Aktive Rolle der Bankkunden stärken

Wer sich als Kunde selbst aktiv in digitale Finanz-Ökosysteme - zum Beispiel einer Crowdfunding-Plattform - einbringen will, der wünscht sich mit hoher Wahrscheinlichkeit auch mehr Selbstständigkeit beim Management der eigenen Finanzen. Umso wichtiger ist es, dass der dafür notwendige Informations- und Gestaltungsspielraum in den unterschiedlichen E-Banking-Angeboten zur Verfügung steht. Dieser Bedarf gibt der Fiducia & GAD die Zielrichtung vor, bei der kontinuierlichen Weiterentwicklung des digitalen Haushaltsbuchs für Genossenschaftsbankkunden - den Agree-21-E-Finanzmanager: Immer mehr Bankkunden erwarten heute auf allen Kanälen dieselbe persönlich zugeschnittene Betreuung. Sie möchten überall und jederzeit in konsistenter Form auf sämtliche Inhalte zugreifen können - egal ob App, E-Banking oder SB-Terminal. Die Zeiten, in denen E-Banking lediglich wie eine Einbahnstraße funktionierte und im Wesentlichen nur Kontostandanzeigen und einen ein fachen Überweisungsservice bot, sind definitiv vorbei.

Aus Sicht der Banken, die das optionale digitale Haushaltsbuch anbieten, avanciert E-Banking zu einem vollwertigen Vertriebskanal mit einem produktbezogenen Vertriebsansatz. E-Banking wird zudem zu einer Kommunikations- und Interaktionsplattform mit bilateralem Postfach für jeden Kunden und seinen Berater, inklusive Chat-Möglichkeit. Die verbesserte Steuerung der persönlichen Finanzen geht aufseiten der Bank mit einer immer tieferen Kenntnis des individuellen Kundenbedarfs in seiner jeweiligen Lebenssituation einher.

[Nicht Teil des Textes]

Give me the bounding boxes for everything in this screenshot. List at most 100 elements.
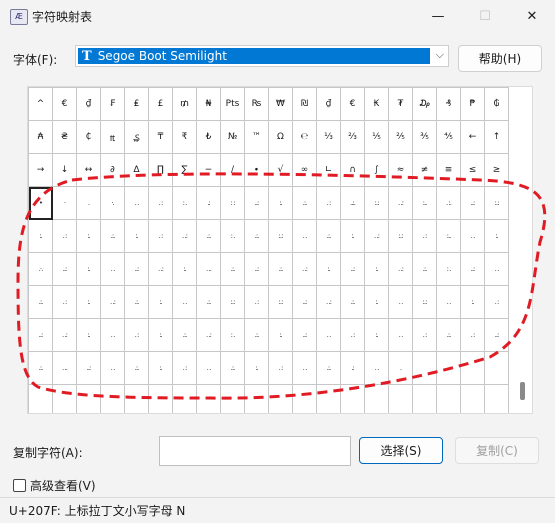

Entsprechend passgenauer und kontextgerechter können maßgeschneiderte Allfinanz-Angebote unterbreitet werden.

Genossenschaftliche Digitalplattform

Mit ihren Werten, Assets, ihrer Marktdurchdringung und nicht zuletzt dem konstruktiven Miteinander ist die genossenschaftliche Finanzgruppe bestens aufgestellt, den gesellschaftlichen Trend digitaler Ökosysteme in führender Position mitzugestalten. Voraussetzung ist allerdings die baldige Schaffung einer gemeinsamen genossenschaftlichen Digitalplattform, die offen ist für weitere Partner und Communities. Der netzwerkartige Charakter dieser Plattform stärkt die regionale Verwurzelung der Volks- und Raiffeisenbanken, vertieft ihre Kundenbeziehungen im digitalen Raum und verbessert nachhaltig die Wettbewerbsfähigkeit.

Für dieses wie für weitere Projekte gilt: Gemeinsam können die Unternehmen der genossenschaftlichen Finanzgruppe im Sinne der Volks- und Raiffeisenbanken mehr erreichen. Dies ist auch der Antritt bei der Initiative "Kundenfokus 2020" des Bundesverbandes der deutschen Volksbanken und Raiffeisenbanken (BVR).